Yes, the link-dest feature of rsync is very cool. Something people forget about backups is how to go about doing a restore, and how would they even know whether the restore will even work, until it is too late?
The cool thing about these link-dest trees is the "restore" step can sometimes be as simple as mounting the backup disk and a cd into the backup directory. The other cool thing is that doing a backup basically exercises everything needed to know whether a restore *would* work.
A downside is backups can take a while. Even if there is little new data to backup, the entire directory tree still needs to be copied. Another downside to what I am doing is there is no modern snapshot magic happening here, so version skew over the backup time could be serious. On my boring laptop this is not a practical problem.
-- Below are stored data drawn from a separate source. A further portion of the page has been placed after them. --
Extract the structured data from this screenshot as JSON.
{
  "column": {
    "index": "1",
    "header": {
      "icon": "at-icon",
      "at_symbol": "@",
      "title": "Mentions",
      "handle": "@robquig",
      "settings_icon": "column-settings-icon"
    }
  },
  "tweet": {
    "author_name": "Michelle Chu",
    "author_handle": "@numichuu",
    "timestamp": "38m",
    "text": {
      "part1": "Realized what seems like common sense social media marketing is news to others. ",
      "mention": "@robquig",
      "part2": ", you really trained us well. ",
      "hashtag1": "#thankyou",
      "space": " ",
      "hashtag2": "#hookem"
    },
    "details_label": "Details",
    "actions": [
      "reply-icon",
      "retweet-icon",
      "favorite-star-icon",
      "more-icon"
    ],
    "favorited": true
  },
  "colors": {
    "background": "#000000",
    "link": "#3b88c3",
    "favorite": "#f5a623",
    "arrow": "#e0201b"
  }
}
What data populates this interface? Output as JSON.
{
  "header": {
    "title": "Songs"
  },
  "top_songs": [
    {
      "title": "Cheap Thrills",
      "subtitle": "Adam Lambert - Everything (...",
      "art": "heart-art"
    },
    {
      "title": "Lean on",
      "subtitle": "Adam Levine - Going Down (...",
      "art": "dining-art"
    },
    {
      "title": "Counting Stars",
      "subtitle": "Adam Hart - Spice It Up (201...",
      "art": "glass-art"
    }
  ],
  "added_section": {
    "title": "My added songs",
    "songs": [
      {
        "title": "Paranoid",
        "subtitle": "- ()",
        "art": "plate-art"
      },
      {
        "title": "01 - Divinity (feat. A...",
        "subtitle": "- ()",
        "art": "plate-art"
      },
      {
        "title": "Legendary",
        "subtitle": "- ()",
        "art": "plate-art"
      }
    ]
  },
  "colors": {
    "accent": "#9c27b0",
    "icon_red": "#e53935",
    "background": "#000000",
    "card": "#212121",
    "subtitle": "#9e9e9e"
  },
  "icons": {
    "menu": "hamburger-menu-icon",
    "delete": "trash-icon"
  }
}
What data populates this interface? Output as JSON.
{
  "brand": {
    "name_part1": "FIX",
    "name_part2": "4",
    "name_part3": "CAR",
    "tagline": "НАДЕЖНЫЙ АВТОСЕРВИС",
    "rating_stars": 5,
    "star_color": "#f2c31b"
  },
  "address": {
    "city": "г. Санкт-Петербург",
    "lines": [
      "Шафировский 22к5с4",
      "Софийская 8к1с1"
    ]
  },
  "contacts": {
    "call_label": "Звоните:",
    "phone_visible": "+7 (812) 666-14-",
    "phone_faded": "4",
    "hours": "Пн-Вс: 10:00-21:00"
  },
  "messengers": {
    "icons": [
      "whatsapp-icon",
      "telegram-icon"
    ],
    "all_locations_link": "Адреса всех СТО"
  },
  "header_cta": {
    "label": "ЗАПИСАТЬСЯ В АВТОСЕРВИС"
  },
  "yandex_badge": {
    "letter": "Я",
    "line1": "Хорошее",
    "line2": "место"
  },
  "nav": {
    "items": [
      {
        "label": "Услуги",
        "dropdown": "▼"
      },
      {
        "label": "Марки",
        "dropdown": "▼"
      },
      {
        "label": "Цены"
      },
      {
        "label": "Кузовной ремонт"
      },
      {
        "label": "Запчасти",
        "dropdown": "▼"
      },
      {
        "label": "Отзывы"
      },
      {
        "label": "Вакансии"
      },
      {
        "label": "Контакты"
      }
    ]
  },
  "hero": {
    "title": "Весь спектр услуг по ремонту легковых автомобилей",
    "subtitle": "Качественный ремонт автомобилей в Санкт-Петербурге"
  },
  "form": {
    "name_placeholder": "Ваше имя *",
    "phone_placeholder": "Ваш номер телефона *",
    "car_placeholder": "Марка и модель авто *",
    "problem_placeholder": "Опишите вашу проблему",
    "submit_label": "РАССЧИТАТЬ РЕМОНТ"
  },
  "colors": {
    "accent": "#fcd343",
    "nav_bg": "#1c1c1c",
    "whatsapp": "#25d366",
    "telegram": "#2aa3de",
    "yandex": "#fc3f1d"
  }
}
I am looking forward to seeing how much faster even the cheap M.2 SSD will be when compared to a spinning disk. And looking forward to how much smaller it will be to use as the backup I carry when traveling.
-kb, the Kent who, when he next sets up a laptop, will have to finally get slightly modern and use btrfs so he can finally do snapshots, except for the fact that snapshots are so powerful that he will have to think through his whole backup approach about then.